I‘ve been running at full speed for ages. Last week, I took off on a road trip that included lectures in several cities. Getting ready for the trip was so stressful I was losing hair that my post-menopausal self can ill afford to lose.
And then, hours after finishing my first two events, a call came from home. Our dear old one-eyed, diabetic cat was being rushed to the emergency pet hospital and was desperately ill. By the next afternoon, we’d made the six-hour drive home.
And my back was killing me.
I took the hint and crawled into bed. In between calls from veterinarians, there has been a lot of napping, reading, and mindless Netflix binging. Two days later, I’ve yet to unpack the carefully organized suitcases. My schedule, carefully cleared for the trip, remains empty. And aside from worrying about the cat, it’s been wonderful.
I hadn’t just been working hard—I’d let work take over my life. Without it, a lot of empty space has opened up in my days. It’s been instructive, observing what has rushed in to fill it. Crushing weariness. A certain low-level melancholy. Insecurity. Snacking. Long sessions of vacant staring.
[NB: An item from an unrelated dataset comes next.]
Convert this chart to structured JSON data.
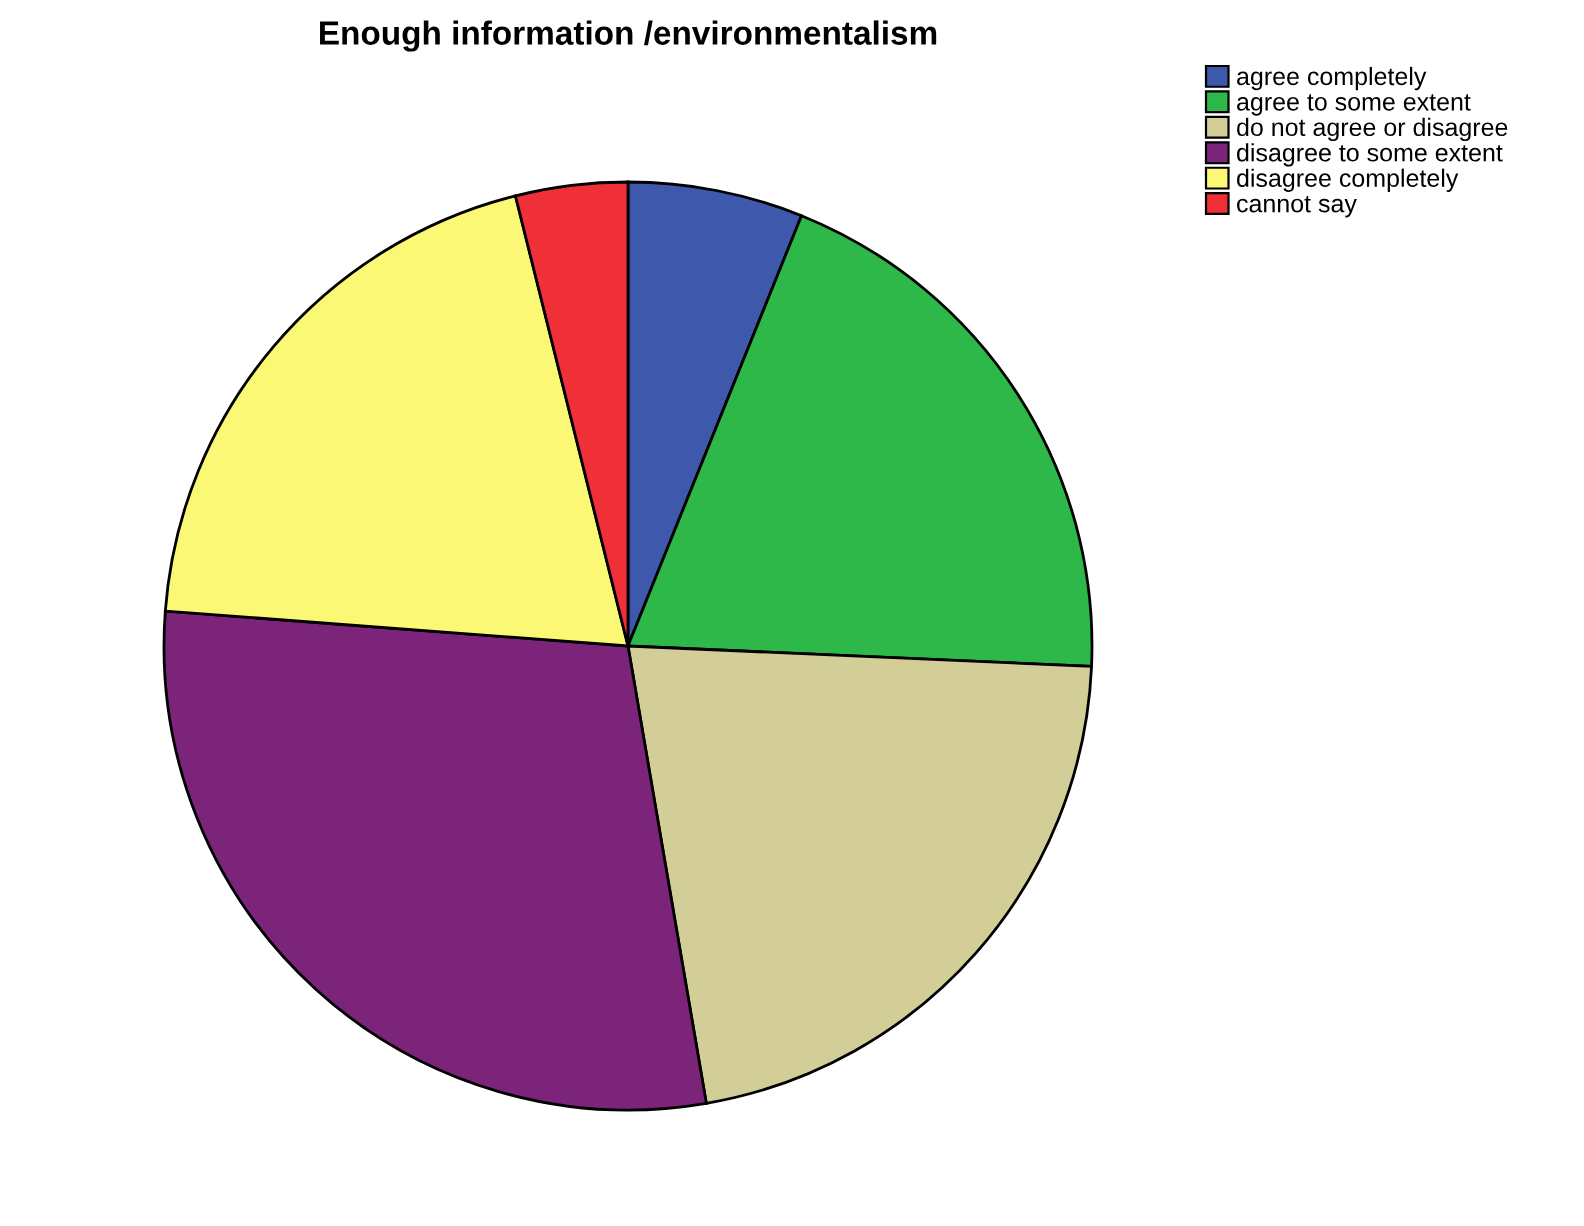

For awhile, my work has been feeling juiceless and labored. I knew why, even as I worked long, chaotic days. When you’re not living your life, you have nothing interesting to bring to your work. You’re a husk and a shell, dusty byproducts of grain that’s been harvested, soil that is depleted.
What used to fuel my creativity was time—hours of unstructured, unproductive time. I’d spend it lying on my stomach, filling notebooks with idle dreams and scribbled wishes for my future life. Some of those dreams and wishes eventually came startlingly and specifically true. All of this was long before I knew even the little I know now about magic and ritual. I thought it was all just daydreaming. I didn’t appreciate the gravitational pull of imagination.
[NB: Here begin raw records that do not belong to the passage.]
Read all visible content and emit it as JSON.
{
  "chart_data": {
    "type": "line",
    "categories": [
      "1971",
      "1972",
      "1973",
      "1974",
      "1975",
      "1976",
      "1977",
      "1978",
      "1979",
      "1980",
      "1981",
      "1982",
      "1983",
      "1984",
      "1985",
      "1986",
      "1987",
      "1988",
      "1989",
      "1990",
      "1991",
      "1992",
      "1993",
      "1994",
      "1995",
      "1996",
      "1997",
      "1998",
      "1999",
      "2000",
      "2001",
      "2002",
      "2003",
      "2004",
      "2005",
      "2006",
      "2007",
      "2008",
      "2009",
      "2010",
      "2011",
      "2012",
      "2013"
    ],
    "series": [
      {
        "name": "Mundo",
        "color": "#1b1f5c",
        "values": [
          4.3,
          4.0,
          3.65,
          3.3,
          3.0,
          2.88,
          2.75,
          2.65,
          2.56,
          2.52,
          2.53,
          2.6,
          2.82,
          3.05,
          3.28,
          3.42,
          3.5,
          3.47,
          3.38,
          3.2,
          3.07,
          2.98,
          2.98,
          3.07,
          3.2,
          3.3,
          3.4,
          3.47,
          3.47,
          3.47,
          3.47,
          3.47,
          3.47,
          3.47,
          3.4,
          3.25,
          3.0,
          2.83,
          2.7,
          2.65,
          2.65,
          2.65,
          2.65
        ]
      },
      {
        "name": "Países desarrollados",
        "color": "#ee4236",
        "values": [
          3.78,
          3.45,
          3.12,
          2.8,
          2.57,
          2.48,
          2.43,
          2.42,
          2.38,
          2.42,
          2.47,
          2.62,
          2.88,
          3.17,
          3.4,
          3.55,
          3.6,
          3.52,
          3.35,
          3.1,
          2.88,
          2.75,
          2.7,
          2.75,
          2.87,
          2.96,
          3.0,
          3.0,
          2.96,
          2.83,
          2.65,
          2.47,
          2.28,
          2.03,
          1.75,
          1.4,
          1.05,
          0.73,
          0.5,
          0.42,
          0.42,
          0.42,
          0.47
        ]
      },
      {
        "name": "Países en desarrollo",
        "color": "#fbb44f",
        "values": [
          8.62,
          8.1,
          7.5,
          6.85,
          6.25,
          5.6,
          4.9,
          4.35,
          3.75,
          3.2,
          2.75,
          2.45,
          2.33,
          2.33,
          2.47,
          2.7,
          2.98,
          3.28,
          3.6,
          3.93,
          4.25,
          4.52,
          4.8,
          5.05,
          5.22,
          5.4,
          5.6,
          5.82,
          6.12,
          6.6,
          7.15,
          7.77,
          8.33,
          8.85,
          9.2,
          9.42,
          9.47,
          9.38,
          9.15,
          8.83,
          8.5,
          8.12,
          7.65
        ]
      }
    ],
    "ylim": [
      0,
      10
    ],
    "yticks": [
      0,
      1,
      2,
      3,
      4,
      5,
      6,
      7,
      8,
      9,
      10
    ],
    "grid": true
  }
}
The Sun in Taurus has made this the perfect season for languor. I’ve given myself over to it, completely, unwinding and opening up. Approaching the Full Moon in soulful, fecund, alchemical Scorpio, I long to summon new magic.

But the tiredness is something like soul-sickness, and sleep is a siren calling me farther and farther from shore. Scorpio and Pluto are the names astrologers give to the death of the ego and the wisdom of voluntarily surrendering an outmoded identity. “Who would you be if you stopped being what you are?” Scorpio whispers. I have no idea how to answer that for myself. I do know that the only way to begin to find the answer is to make space for the question.
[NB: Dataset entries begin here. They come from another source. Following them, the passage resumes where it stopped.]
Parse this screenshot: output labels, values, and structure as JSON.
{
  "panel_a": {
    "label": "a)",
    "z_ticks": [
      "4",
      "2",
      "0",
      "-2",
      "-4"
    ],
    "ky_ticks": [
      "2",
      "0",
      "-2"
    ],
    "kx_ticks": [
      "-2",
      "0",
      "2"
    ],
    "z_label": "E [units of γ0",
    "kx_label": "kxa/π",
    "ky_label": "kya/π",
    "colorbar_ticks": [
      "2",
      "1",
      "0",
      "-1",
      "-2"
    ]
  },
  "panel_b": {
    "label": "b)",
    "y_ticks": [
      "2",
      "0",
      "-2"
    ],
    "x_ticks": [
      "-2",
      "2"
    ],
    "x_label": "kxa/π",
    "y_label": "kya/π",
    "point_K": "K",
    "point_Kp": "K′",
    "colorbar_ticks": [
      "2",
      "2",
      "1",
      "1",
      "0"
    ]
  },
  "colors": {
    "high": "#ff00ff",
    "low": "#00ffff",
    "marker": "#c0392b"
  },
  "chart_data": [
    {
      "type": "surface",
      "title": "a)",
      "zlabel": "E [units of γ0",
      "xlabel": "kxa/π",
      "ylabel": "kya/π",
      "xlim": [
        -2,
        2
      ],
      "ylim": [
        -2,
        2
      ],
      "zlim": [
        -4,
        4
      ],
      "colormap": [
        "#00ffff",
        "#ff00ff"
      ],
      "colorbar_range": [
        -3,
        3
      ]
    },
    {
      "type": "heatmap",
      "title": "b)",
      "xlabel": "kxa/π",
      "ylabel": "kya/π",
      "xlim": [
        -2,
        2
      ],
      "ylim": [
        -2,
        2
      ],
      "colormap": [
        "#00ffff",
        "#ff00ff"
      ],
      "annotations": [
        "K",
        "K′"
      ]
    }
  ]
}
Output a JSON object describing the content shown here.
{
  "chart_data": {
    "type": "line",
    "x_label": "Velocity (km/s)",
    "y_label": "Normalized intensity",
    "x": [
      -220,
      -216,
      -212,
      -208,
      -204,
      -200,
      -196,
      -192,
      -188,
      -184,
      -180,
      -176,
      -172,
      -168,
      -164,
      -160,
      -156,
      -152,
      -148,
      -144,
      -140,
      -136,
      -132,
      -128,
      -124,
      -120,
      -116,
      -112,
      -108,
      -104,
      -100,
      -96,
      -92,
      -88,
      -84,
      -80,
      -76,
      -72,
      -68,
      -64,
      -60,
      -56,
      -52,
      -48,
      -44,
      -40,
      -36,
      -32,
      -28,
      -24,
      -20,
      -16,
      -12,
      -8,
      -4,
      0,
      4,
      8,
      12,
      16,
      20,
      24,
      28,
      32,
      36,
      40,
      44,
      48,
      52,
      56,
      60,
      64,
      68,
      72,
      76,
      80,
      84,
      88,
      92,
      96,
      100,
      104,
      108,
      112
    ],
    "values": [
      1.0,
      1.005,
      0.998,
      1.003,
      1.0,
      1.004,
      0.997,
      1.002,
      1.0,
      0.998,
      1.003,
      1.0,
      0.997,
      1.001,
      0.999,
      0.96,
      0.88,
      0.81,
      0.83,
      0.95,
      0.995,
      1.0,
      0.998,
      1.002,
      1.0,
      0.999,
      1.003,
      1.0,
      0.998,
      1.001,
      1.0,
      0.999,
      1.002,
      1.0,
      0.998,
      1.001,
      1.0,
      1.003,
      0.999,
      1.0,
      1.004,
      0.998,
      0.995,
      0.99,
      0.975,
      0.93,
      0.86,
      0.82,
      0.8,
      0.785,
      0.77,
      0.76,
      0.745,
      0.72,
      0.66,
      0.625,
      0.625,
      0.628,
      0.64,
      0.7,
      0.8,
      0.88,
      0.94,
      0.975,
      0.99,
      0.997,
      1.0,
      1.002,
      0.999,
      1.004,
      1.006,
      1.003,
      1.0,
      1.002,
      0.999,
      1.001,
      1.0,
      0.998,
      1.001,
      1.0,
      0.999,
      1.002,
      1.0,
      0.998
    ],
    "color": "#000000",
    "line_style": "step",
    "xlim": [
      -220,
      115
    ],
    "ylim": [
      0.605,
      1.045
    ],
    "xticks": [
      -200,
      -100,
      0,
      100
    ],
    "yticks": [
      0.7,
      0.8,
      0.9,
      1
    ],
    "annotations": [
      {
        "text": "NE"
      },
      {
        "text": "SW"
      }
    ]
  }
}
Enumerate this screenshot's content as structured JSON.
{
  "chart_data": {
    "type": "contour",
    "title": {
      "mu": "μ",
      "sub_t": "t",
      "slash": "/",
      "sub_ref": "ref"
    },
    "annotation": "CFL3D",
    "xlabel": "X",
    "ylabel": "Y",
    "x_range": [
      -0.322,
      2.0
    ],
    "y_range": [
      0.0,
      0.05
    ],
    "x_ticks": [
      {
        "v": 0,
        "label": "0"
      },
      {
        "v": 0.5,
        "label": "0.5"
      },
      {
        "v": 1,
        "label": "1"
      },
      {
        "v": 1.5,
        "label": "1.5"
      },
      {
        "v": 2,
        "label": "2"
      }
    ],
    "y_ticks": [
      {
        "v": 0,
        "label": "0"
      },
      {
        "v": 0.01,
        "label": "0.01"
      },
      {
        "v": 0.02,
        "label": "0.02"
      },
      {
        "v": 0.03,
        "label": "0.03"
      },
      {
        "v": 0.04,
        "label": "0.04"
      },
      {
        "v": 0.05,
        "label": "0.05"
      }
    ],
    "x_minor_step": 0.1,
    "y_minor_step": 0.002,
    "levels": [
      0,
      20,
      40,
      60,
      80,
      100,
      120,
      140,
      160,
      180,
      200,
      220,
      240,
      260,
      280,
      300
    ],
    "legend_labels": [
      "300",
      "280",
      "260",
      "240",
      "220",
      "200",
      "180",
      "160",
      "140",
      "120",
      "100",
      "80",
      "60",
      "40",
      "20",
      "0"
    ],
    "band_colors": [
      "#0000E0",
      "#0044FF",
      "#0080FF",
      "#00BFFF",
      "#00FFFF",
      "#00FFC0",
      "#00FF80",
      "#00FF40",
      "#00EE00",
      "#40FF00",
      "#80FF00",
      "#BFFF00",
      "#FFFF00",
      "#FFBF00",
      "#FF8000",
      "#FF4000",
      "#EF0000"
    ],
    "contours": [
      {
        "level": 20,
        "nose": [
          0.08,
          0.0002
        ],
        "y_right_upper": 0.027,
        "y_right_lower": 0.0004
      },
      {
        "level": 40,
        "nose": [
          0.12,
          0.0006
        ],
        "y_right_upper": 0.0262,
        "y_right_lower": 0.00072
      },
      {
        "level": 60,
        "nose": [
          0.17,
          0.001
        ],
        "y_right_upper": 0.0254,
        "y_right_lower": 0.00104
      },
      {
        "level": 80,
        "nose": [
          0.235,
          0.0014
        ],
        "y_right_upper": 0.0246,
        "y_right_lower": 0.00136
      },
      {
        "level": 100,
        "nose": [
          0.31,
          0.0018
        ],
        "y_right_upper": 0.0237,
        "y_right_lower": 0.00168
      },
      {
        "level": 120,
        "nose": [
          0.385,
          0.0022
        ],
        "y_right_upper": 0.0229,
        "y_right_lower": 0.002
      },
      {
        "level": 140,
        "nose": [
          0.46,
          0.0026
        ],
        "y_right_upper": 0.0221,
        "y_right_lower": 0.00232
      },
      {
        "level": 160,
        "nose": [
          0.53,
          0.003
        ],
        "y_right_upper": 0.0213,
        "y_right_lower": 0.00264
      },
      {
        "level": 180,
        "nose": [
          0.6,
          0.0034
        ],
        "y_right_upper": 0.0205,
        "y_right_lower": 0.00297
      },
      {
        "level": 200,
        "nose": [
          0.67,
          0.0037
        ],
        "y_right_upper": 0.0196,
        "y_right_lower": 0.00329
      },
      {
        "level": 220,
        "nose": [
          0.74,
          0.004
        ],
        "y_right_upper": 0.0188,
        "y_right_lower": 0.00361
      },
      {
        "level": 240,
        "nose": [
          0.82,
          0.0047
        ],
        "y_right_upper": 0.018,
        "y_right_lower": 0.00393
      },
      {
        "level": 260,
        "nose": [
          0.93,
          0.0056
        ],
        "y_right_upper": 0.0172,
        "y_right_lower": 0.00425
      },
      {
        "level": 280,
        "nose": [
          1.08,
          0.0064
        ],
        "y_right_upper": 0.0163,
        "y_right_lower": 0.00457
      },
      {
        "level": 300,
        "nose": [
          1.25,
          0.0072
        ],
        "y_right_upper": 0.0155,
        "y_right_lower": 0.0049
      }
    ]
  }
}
It’s tempting to think that the answer is a new city, travel, even a new career; Venus and Mars in aspect to Uranus at this Full Moon signals a big shake-up. But Taurus and Scorpio remain firmly planted on the ground, and it’s here that this Full Moon’s struggle must be resolved. Running away and embracing new frontiers is alluring, but the spirit of adventure can’t get us very far without the Taurus/Scorpio fuel of physical stamina and soulful passion.
So these are what we need to conjure, and I think I know how. If we can find the nerve, we have to empty our cups of their last drops. We may not know where the next drink will come from, but we know that this one came from a tainted well. Only when the cup is empty can we hold it out to the universe and ask, with the bowed head of a supplicant, “Fill this, please.”
It is the Taurus season of idleness and plenty. The urge is to ask for even more beauty, more pleasure, more prosperity. But until we have successfully navigated Scorpio’s portal, asking for more is like going shopping when our arms are too full of garbage bags to carry new purchases.
So, take the garbage to the curb. Tip the last drop from the cup. Give up the thing that isn’t bringing you joy. Let yourself be empty, and let your heartbeat resonate within the cavernous space that opens up. Something new is coming. Make your life ready for it. Then unleash your imagination, and summon it.